Abstract

Year-to-year variations of temperature in the upper mixed layer are considered for the ice-free waters of the Bering Sea in cold season (from December to March) using all data of the deep-sea oceanographic observations available to date (12,430 stations for the period from 1943 to 2022). Series of annual mean fields of the mixed layer temperature in December-March were decomposed by applying the empirical orthogonal function (EOF); dynamics of the first two components of decomposition (described in sum 50.4 % of the initial fields variability) are analyzed. The first component (32.4 % of variation) indicates synchronous oscillations over the entire sea area with the maximum contribution at the continental slope.

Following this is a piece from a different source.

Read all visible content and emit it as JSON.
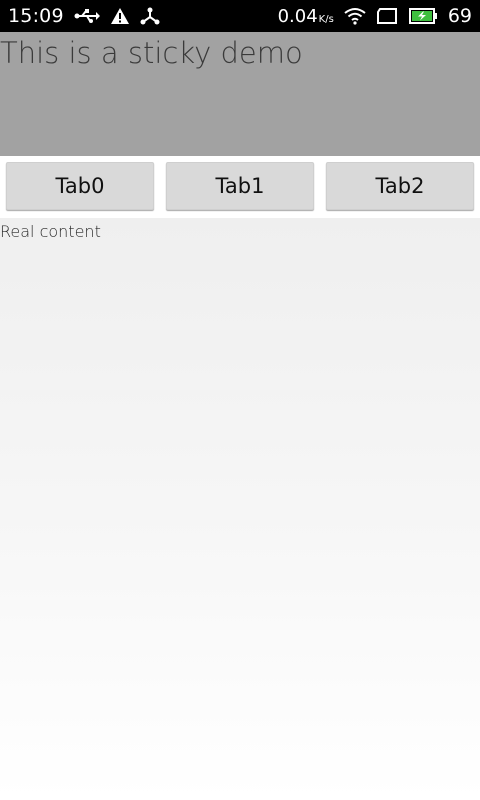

The second component (18.0 % of variance) reflects opposite oscillations in two vast regions of the sea located along the continental slope from Cape Navarin to Alaska Peninsula and in the western, central and southern parts of the deep basin. The following statistically significant periodic oscillations are revealed by spectral analysis: quasi-biennial and those with periods of 4, 7, and 17–20 year for the 1st EOF and quasi-biennial and those with periods of 3 and 4 year for the 2nd EOF. A statistically significant linear trend to warming is detected for the time coefficient of the 1st EOF in the period of 1958–2022. Approximation of this coefficient dynamics with 6-degree polynomial function (polynomial trend) shows a tendencies to the mixed layer cooling in winters of 1969–1972 and 1992–2004 but the opposite tendencies to warming in 1973–1991 and 2005–2022. Variations of time coefficient for the 2nd EOF correspond to opposite tendencies in the areas with positive and negative values of this EOF. For the period from 1958 to 2022, winters in the Bering Sea are classified by the mixed layer temperature, taking into account the contribution of the 1st EOF only, as «warm» (1958, 1959, 1963, 1964, 1966, 1979, 1982, 1985, 1987, 1997, 2001, 2003, 2004, 2015–2018, 2020, and 2022), «normal» (1960–1962, 1965, 1967, 1968, 1970, 1971, 1974, 1978, 1980, 1981, 1983, 1986, 1989–1994, 1996, 1998, 2005–2007, 2011, 2013, 2014, 2019, and 2021), «cold» (1969, 1972, 1973, 1975–1977, 1984, 1988, 1995, 1999, 2000, 2002, 2008, and 2010), and extremely cold (2009 and 2012).